Page 1 of 1

Performance tuning

Posted: Fri Jan 26, 2007 1:13 am
by DSGuru79
Hi Gurus,

I need some advice on performance tuning in datastage Parallel extender.
This is the scenario.

1. I am using teradata enterprise stage to read a table and do some processing using lookup stage, sort stage and aggregator stage and finally loading 30 million records into the teradata table using teradata multiload stage. (runtime is 40 min)

2. To reduce run time, I just tried to do the sorting and aggregation in teradata enterprise stage itself and then do the same lookups, then loading into teradata table using teradata multiload stage - 30 million records. (runtime is 39 min).

My assumption was the scenario 2 should run very fast when compared to scenario 1. But it was not. Why is that ? Can some one give an explanation about this ? Is my assumption wrong? ( actually I expected the scenario 2 will run in 20 or 25 min, since it avoids sort and aggregate stage in datastage)

Thanks in advance

Posted: Fri Jan 26, 2007 5:25 am
by ray.wurlod
But it still has to DO the sorting and aggregation, and the DataStage clock is still running once that request has been sent.

Posted: Fri Jan 26, 2007 7:47 am
by DSguru2B
If this were server then you would see a considerable amount of difference, but px sorting is pretty sleek. As Ray noted, sorting and agregations are still being done and hence your results.

Posted: Fri Jan 26, 2007 9:17 am
by DSGuru79
Thanks.

Is there any other way I can improve the performance in parallel for this scenario?

Posted: Fri Jan 26, 2007 10:58 am
by Krazykoolrohit
Which is the stage that is taking relatively more time? is it extraction, laod??

Posted: Fri Jan 26, 2007 1:58 pm
by DSGuru79
Extraction takes more time than load (25 min) and load is nearly 10 minutes.

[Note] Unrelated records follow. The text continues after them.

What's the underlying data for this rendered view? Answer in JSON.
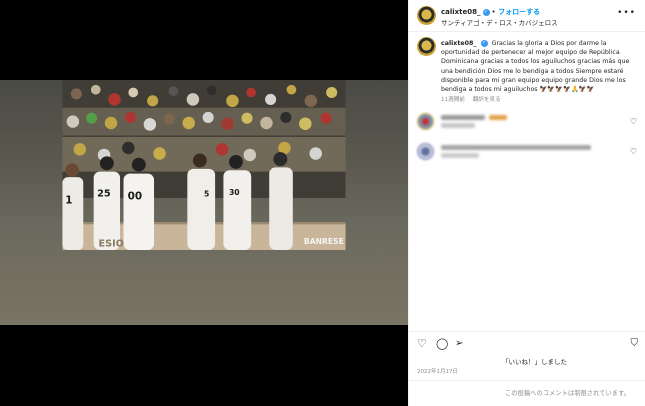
{
  "post": {
    "username": "calixte08_",
    "follow_label": "フォローする",
    "location": "サンティアゴ・デ・ロス・カバジェロス",
    "caption_user": "calixte08_",
    "caption_text": "Gracias la gloria a Dios por darme la oportunidad de pertenecer al mejor equipo de República Dominicana gracias a todos los aguiluchos gracias más que una bendición Dios me lo bendiga a todos Siempre estaré disponible para mi gran equipo equipo grande Dios me los bendiga a todos mi aguiluchos 🦅🦅🦅🦅🙏🦅🦅",
    "caption_age": "11週間前",
    "translate_label": "翻訳を見る",
    "likes_label": "「いいね！」しました",
    "date": "2022年1月17日",
    "comments_disabled": "この投稿へのコメントは制限されています。",
    "more_label": "•••"
  },
  "photo": {
    "sign_text": "BANRESE",
    "sign_left": "ESIO",
    "jersey_numbers": [
      "1",
      "25",
      "00",
      "5",
      "30"
    ]
  },
  "colors": {
    "accent": "#0095f6",
    "verified": "#3897f0",
    "muted": "#8e8e8e"
  },
  "icons": [
    "more-icon",
    "verified-icon",
    "heart-icon",
    "comment-icon",
    "share-icon",
    "bookmark-icon",
    "user-tag-icon"
  ]
}
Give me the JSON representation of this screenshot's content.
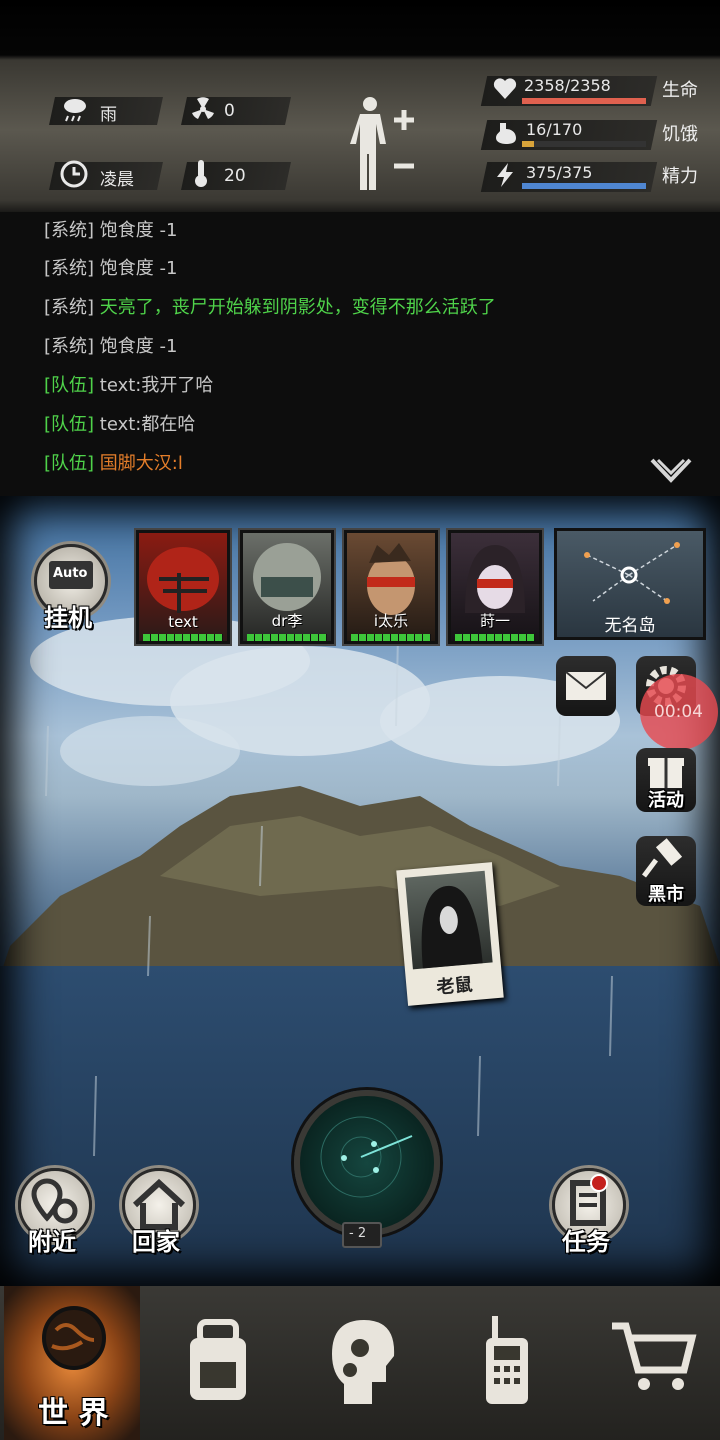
{
  "status": {
    "weather": "雨",
    "radiation": "0",
    "time_of_day": "凌晨",
    "temperature": "20",
    "life": {
      "value": "2358/2358",
      "label": "生命",
      "fraction": 1.0,
      "color": "#e0614f"
    },
    "hunger": {
      "value": "16/170",
      "label": "饥饿",
      "fraction": 0.094,
      "color": "#d8a33a"
    },
    "energy": {
      "value": "375/375",
      "label": "精力",
      "fraction": 1.0,
      "color": "#4f86d1"
    }
  },
  "chat": {
    "messages": [
      {
        "tag": "[系统]",
        "text": "饱食度 -1",
        "style": "sys"
      },
      {
        "tag": "[系统]",
        "text": "饱食度 -1",
        "style": "sys"
      },
      {
        "tag": "[系统]",
        "text": "天亮了，丧尸开始躲到阴影处，变得不那么活跃了",
        "style": "green"
      },
      {
        "tag": "[系统]",
        "text": "饱食度 -1",
        "style": "sys"
      },
      {
        "tag": "[队伍]",
        "text": "text:我开了哈",
        "style": "sys"
      },
      {
        "tag": "[队伍]",
        "text": "text:都在哈",
        "style": "sys"
      },
      {
        "tag": "[队伍]",
        "text": "国脚大汉:l",
        "style": "orange"
      }
    ]
  },
  "scene": {
    "auto_badge": "Auto",
    "idle_label": "挂机",
    "team": [
      "text",
      "dr李",
      "i太乐",
      "莳一"
    ],
    "location": "无名岛",
    "timer": "00:04",
    "event_label": "活动",
    "market_label": "黑市",
    "npc_label": "老鼠",
    "radar_level": "- 2",
    "nearby_label": "附近",
    "home_label": "回家",
    "task_label": "任务"
  },
  "nav": {
    "world_label": "世 界"
  }
}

Posted: Fri Jan 26, 2007 2:06 pm
by DSguru2B
Thats time is for extraction only or for extrction + sorting + aggregations? If its just extractioin then there isnt much you can do. Execpt extract in chunks using the Multiple instances, load it to sepererate file, do a cat and sort and then in your second job, do the aggregations and load.

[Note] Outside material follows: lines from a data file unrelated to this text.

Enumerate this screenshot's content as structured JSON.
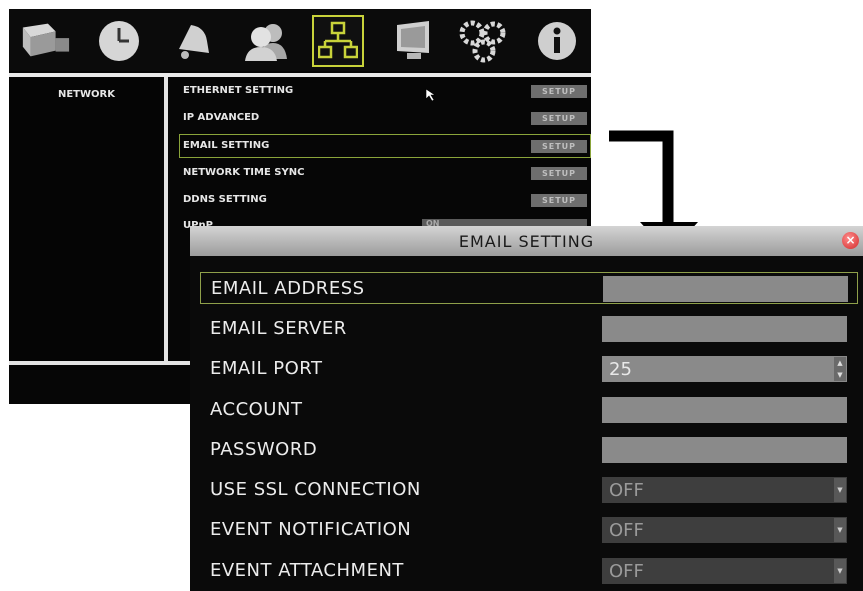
{
  "toolbar": {
    "icons": [
      "camera-icon",
      "clock-icon",
      "alarm-bell-icon",
      "users-icon",
      "network-icon",
      "monitor-icon",
      "gears-icon",
      "info-icon"
    ],
    "active": "network-icon",
    "active_color": "#c8d23a"
  },
  "sidebar": {
    "title": "NETWORK"
  },
  "network_menu": {
    "items": [
      {
        "label": "ETHERNET SETTING",
        "button": "SETUP"
      },
      {
        "label": "IP ADVANCED",
        "button": "SETUP"
      },
      {
        "label": "EMAIL SETTING",
        "button": "SETUP",
        "selected": true
      },
      {
        "label": "NETWORK TIME SYNC",
        "button": "SETUP"
      },
      {
        "label": "DDNS SETTING",
        "button": "SETUP"
      }
    ],
    "partial_row": {
      "label": "UPnP",
      "value": "ON"
    }
  },
  "dialog": {
    "title": "EMAIL SETTING",
    "close": "×",
    "rows": [
      {
        "label": "EMAIL ADDRESS",
        "value": "",
        "type": "text",
        "selected": true
      },
      {
        "label": "EMAIL SERVER",
        "value": "",
        "type": "text"
      },
      {
        "label": "EMAIL PORT",
        "value": "25",
        "type": "spinner"
      },
      {
        "label": "ACCOUNT",
        "value": "",
        "type": "text"
      },
      {
        "label": "PASSWORD",
        "value": "",
        "type": "password"
      },
      {
        "label": "USE SSL CONNECTION",
        "value": "OFF",
        "type": "select"
      },
      {
        "label": "EVENT NOTIFICATION",
        "value": "OFF",
        "type": "select"
      },
      {
        "label": "EVENT ATTACHMENT",
        "value": "OFF",
        "type": "select"
      }
    ]
  },
  "colors": {
    "selection_border": "#8fa04a",
    "background": "#0a0a0a",
    "field": "#8a8a8a"
  }
}
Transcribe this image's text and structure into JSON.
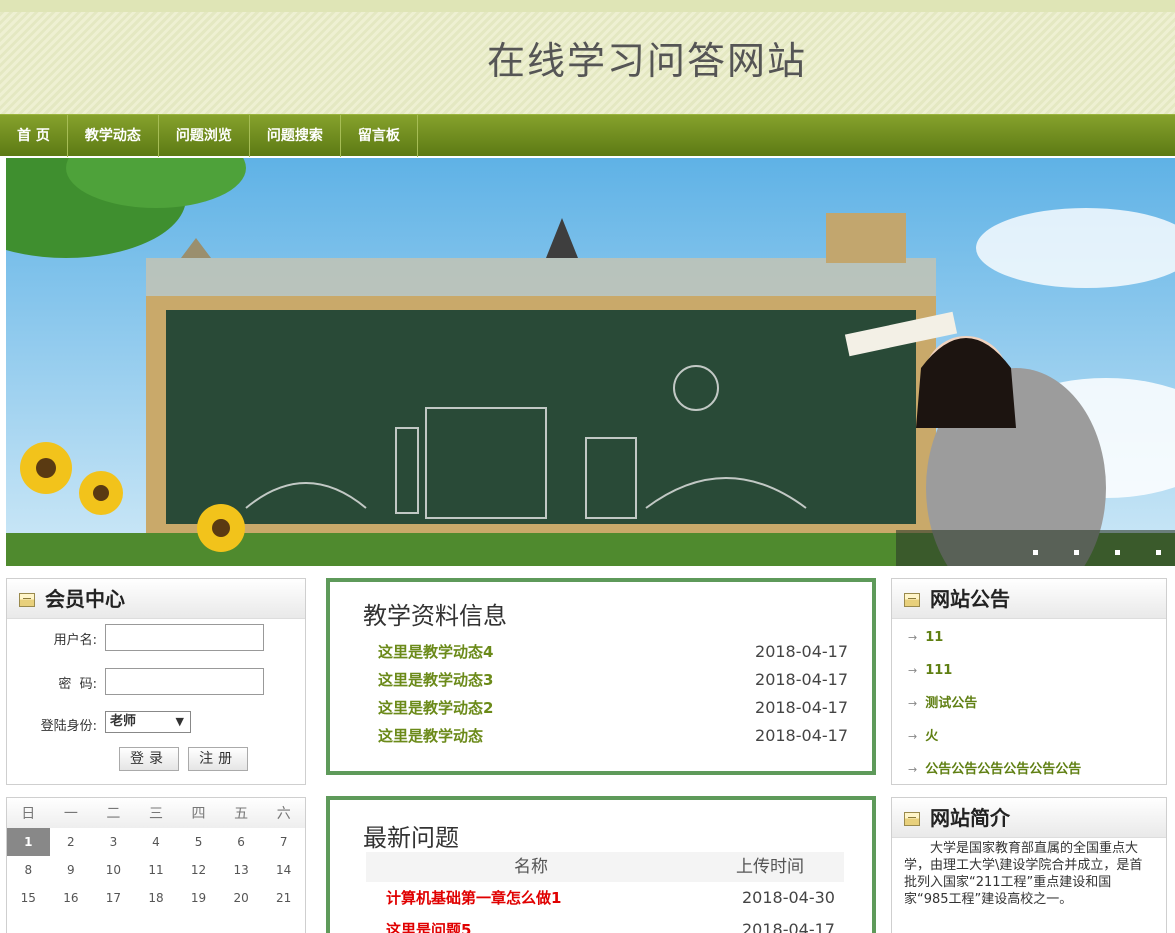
{
  "header": {
    "title": "在线学习问答网站"
  },
  "nav": {
    "items": [
      "首 页",
      "教学动态",
      "问题浏览",
      "问题搜索",
      "留言板"
    ]
  },
  "member_center": {
    "title": "会员中心",
    "username_label": "用户名:",
    "password_label": "密  码:",
    "role_label": "登陆身份:",
    "role_value": "老师",
    "login_button": "登录",
    "register_button": "注册"
  },
  "calendar": {
    "weekdays": [
      "日",
      "一",
      "二",
      "三",
      "四",
      "五",
      "六"
    ],
    "weeks": [
      [
        "1",
        "2",
        "3",
        "4",
        "5",
        "6",
        "7"
      ],
      [
        "8",
        "9",
        "10",
        "11",
        "12",
        "13",
        "14"
      ],
      [
        "15",
        "16",
        "17",
        "18",
        "19",
        "20",
        "21"
      ]
    ],
    "today": "1"
  },
  "teaching_info": {
    "title": "教学资料信息",
    "items": [
      {
        "title": "这里是教学动态4",
        "date": "2018-04-17"
      },
      {
        "title": "这里是教学动态3",
        "date": "2018-04-17"
      },
      {
        "title": "这里是教学动态2",
        "date": "2018-04-17"
      },
      {
        "title": "这里是教学动态",
        "date": "2018-04-17"
      }
    ]
  },
  "latest_questions": {
    "title": "最新问题",
    "col_name": "名称",
    "col_time": "上传时间",
    "items": [
      {
        "title": "计算机基础第一章怎么做1",
        "date": "2018-04-30"
      },
      {
        "title": "这里是问题5",
        "date": "2018-04-17"
      }
    ]
  },
  "announcements": {
    "title": "网站公告",
    "items": [
      "11",
      "111",
      "测试公告",
      "火",
      "公告公告公告公告公告公告"
    ]
  },
  "site_intro": {
    "title": "网站简介",
    "text": "大学是国家教育部直属的全国重点大学，由理工大学\\建设学院合并成立，是首批列入国家“211工程”重点建设和国家“985工程”建设高校之一。"
  },
  "icons": {
    "panel_header": "notepad-icon",
    "list_bullet": "arrow-bullet-icon"
  },
  "colors": {
    "nav_green": "#6f8c1e",
    "link_green": "#6b8a19",
    "question_red": "#e00000",
    "panel_border": "#5e9a5a"
  }
}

Posted: Mon Jan 29, 2007 5:19 pm
by bcarlson
Is there are a reason why you are using the multiload stage vs. the enterprise stage to load the target table? We typically have seen better load performance using enterprise.

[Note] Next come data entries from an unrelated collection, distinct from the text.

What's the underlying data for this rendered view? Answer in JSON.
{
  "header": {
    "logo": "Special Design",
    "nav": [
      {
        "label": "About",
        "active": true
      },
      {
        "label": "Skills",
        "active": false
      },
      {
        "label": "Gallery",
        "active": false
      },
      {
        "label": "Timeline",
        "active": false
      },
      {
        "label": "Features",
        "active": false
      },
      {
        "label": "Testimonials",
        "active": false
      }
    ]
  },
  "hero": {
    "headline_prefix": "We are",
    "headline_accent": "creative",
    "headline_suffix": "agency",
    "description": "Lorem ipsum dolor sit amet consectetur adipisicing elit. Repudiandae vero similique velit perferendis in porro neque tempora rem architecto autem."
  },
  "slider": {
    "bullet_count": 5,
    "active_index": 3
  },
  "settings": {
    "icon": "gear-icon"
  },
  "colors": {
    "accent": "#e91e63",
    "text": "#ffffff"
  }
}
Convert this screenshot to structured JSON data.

Also, have your DBA check out the queries you are using to pull the data (both the straight read and the one where the sorting and aggregation are handled within the query). Make sure that is as tuned as possible.

How many Teradata nodes? How many DataStage nodes are defined in your config file? What values are you setting for the requestedsessions and sessionsperplayer options?

Brad.